The member-owned firm said it had made the “difficult decision” due to a high number of claims related to cladding, mostly involving work dating before 2019, which had made it necessary to increase calls on its members. It added that a significant number of members had decided to leave the Wren following a supplementary call in March last year, meaning the business now lacks the necessary size to offer competitive insurance cover.

Trowers & Hamlins senior associate Edward Henley said Wren’s withdrawal means many practices will encounter insurer-imposed terms for the first time, instead of the “bespoke, member driven structure Wren offered”.

He also warned of the implications for clients appointing architects, including the risk of limitations on cover for higher risk work and changes in policy wording.

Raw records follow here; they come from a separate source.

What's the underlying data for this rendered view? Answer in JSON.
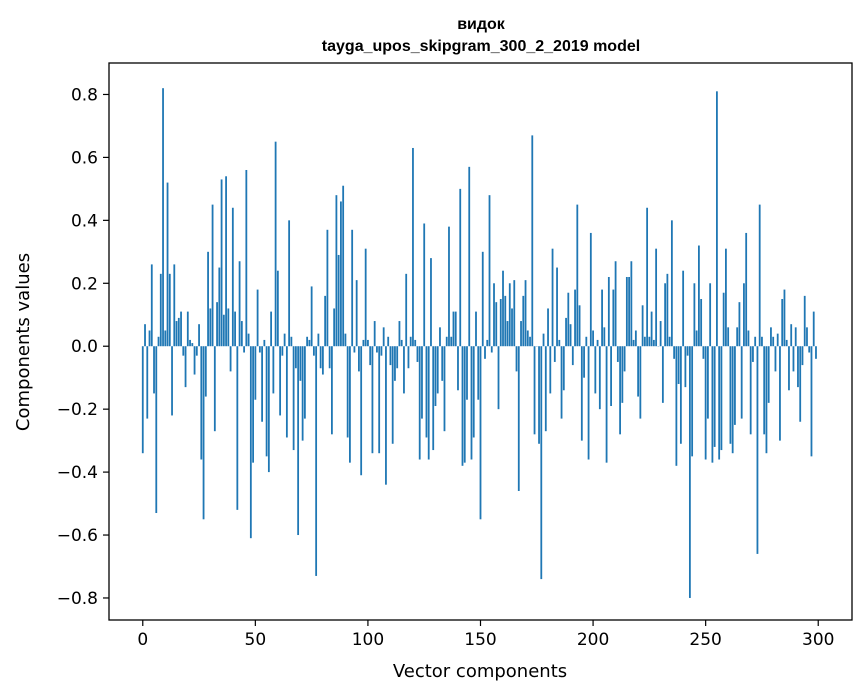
{
  "chart_data": {
    "type": "bar",
    "title": "видок",
    "subtitle": "tayga_upos_skipgram_300_2_2019 model",
    "xlabel": "Vector components",
    "ylabel": "Components values",
    "xlim": [
      -15,
      315
    ],
    "ylim": [
      -0.87,
      0.9
    ],
    "x_ticks": [
      0,
      50,
      100,
      150,
      200,
      250,
      300
    ],
    "x_tick_labels": [
      "0",
      "50",
      "100",
      "150",
      "200",
      "250",
      "300"
    ],
    "y_ticks": [
      -0.8,
      -0.6,
      -0.4,
      -0.2,
      0.0,
      0.2,
      0.4,
      0.6,
      0.8
    ],
    "y_tick_labels": [
      "−0.8",
      "−0.6",
      "−0.4",
      "−0.2",
      "0.0",
      "0.2",
      "0.4",
      "0.6",
      "0.8"
    ],
    "bar_color": "#1f77b4",
    "grid": false,
    "x": "0..299",
    "values": [
      -0.34,
      0.07,
      -0.23,
      0.05,
      0.26,
      -0.15,
      -0.53,
      0.03,
      0.23,
      0.82,
      0.05,
      0.52,
      0.23,
      -0.22,
      0.26,
      0.08,
      0.09,
      0.11,
      -0.03,
      -0.13,
      0.11,
      0.02,
      0.01,
      -0.09,
      -0.03,
      0.07,
      -0.36,
      -0.55,
      -0.16,
      0.3,
      0.12,
      0.45,
      -0.27,
      0.14,
      0.25,
      0.53,
      0.1,
      0.54,
      0.12,
      -0.08,
      0.44,
      0.11,
      -0.52,
      0.27,
      0.08,
      -0.02,
      0.56,
      0.04,
      -0.61,
      -0.37,
      -0.17,
      0.18,
      -0.02,
      -0.24,
      0.02,
      -0.35,
      -0.4,
      0.11,
      -0.15,
      0.65,
      0.24,
      -0.22,
      -0.03,
      0.04,
      -0.29,
      0.4,
      0.03,
      -0.33,
      -0.07,
      -0.6,
      -0.11,
      -0.3,
      -0.23,
      0.03,
      0.02,
      0.19,
      -0.03,
      -0.73,
      0.04,
      -0.07,
      -0.09,
      0.16,
      0.37,
      -0.07,
      -0.28,
      0.12,
      0.48,
      0.29,
      0.46,
      0.51,
      0.04,
      -0.29,
      -0.37,
      0.37,
      -0.02,
      0.21,
      -0.08,
      -0.41,
      0.02,
      0.31,
      0.02,
      -0.06,
      -0.34,
      0.08,
      -0.02,
      -0.34,
      -0.03,
      0.06,
      -0.44,
      0.03,
      -0.06,
      -0.31,
      -0.11,
      -0.07,
      0.08,
      0.02,
      -0.15,
      0.23,
      -0.07,
      0.03,
      0.63,
      0.02,
      -0.05,
      -0.36,
      -0.23,
      0.39,
      -0.29,
      -0.36,
      0.28,
      -0.33,
      -0.19,
      -0.15,
      0.06,
      -0.11,
      -0.27,
      0.03,
      0.38,
      0.03,
      0.11,
      0.11,
      -0.14,
      0.5,
      -0.38,
      -0.37,
      -0.17,
      0.57,
      -0.36,
      -0.29,
      0.11,
      -0.17,
      -0.55,
      0.3,
      -0.04,
      0.02,
      0.48,
      -0.02,
      0.2,
      0.14,
      -0.2,
      0.15,
      0.24,
      0.16,
      0.08,
      0.2,
      0.12,
      0.21,
      -0.08,
      -0.46,
      0.08,
      0.16,
      0.21,
      0.05,
      0.03,
      0.67,
      -0.28,
      0.0,
      -0.31,
      -0.74,
      0.04,
      -0.27,
      0.12,
      -0.15,
      0.31,
      -0.05,
      0.25,
      0.02,
      -0.23,
      -0.14,
      0.09,
      0.17,
      0.07,
      -0.06,
      0.18,
      0.45,
      0.13,
      -0.3,
      -0.1,
      0.03,
      -0.36,
      0.36,
      0.05,
      -0.15,
      0.02,
      -0.2,
      0.18,
      0.06,
      -0.37,
      0.22,
      -0.19,
      0.18,
      0.27,
      -0.05,
      -0.28,
      -0.18,
      -0.08,
      0.22,
      0.22,
      0.27,
      0.02,
      0.05,
      -0.16,
      -0.23,
      0.13,
      0.03,
      0.44,
      0.03,
      0.11,
      0.02,
      0.31,
      0.0,
      0.08,
      -0.18,
      0.2,
      0.23,
      0.03,
      0.4,
      -0.04,
      -0.38,
      -0.12,
      -0.31,
      0.24,
      -0.13,
      -0.03,
      -0.8,
      -0.35,
      0.2,
      0.05,
      0.32,
      0.15,
      -0.04,
      -0.36,
      -0.23,
      0.2,
      -0.37,
      -0.32,
      0.81,
      -0.36,
      -0.33,
      0.17,
      0.31,
      0.06,
      -0.31,
      -0.34,
      -0.25,
      0.06,
      0.14,
      -0.23,
      0.2,
      0.36,
      0.05,
      -0.28,
      -0.05,
      0.03,
      -0.66,
      0.45,
      0.03,
      -0.28,
      -0.34,
      -0.18,
      0.06,
      0.03,
      -0.08,
      0.04,
      -0.3,
      0.15,
      0.18,
      0.02,
      -0.14,
      0.07,
      -0.08,
      0.06,
      -0.13,
      -0.24,
      -0.06,
      0.16,
      0.06,
      -0.02,
      -0.35,
      0.11,
      -0.04
    ]
  }
}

Henley is among several insurance and built environment experts who have made warnings about the impact of Wren’s withdrawal over the past week.

Former Wren director of risk Management Margaret Wright said the firm’s solvent exit was “not good news for architects generally,” adding: “Wren quietly did good work for the profession in the background. Simply put it was more than an PI insurer.”

Former head of fabric at Barclays’ ASS Facility Services Paul Garner said it represented a “systemic failure surfacing”.

“Years of unclear regulation, shifting guidance, and inconsistent building control around cladding have created a perfect storm of retrospective liability. Insurers are now reacting to that uncertainty and exiting,” Garner said.

“Blaming government alone is too simplistic. But it’s hard to ignore that a lack of early clarity and enforceable standards has pushed disproportionate risk onto designers and their insurers. Until risk is more fairly allocated and regulatory certainty improves, capacity will keep shrinking and the whole supply chain will feel it.”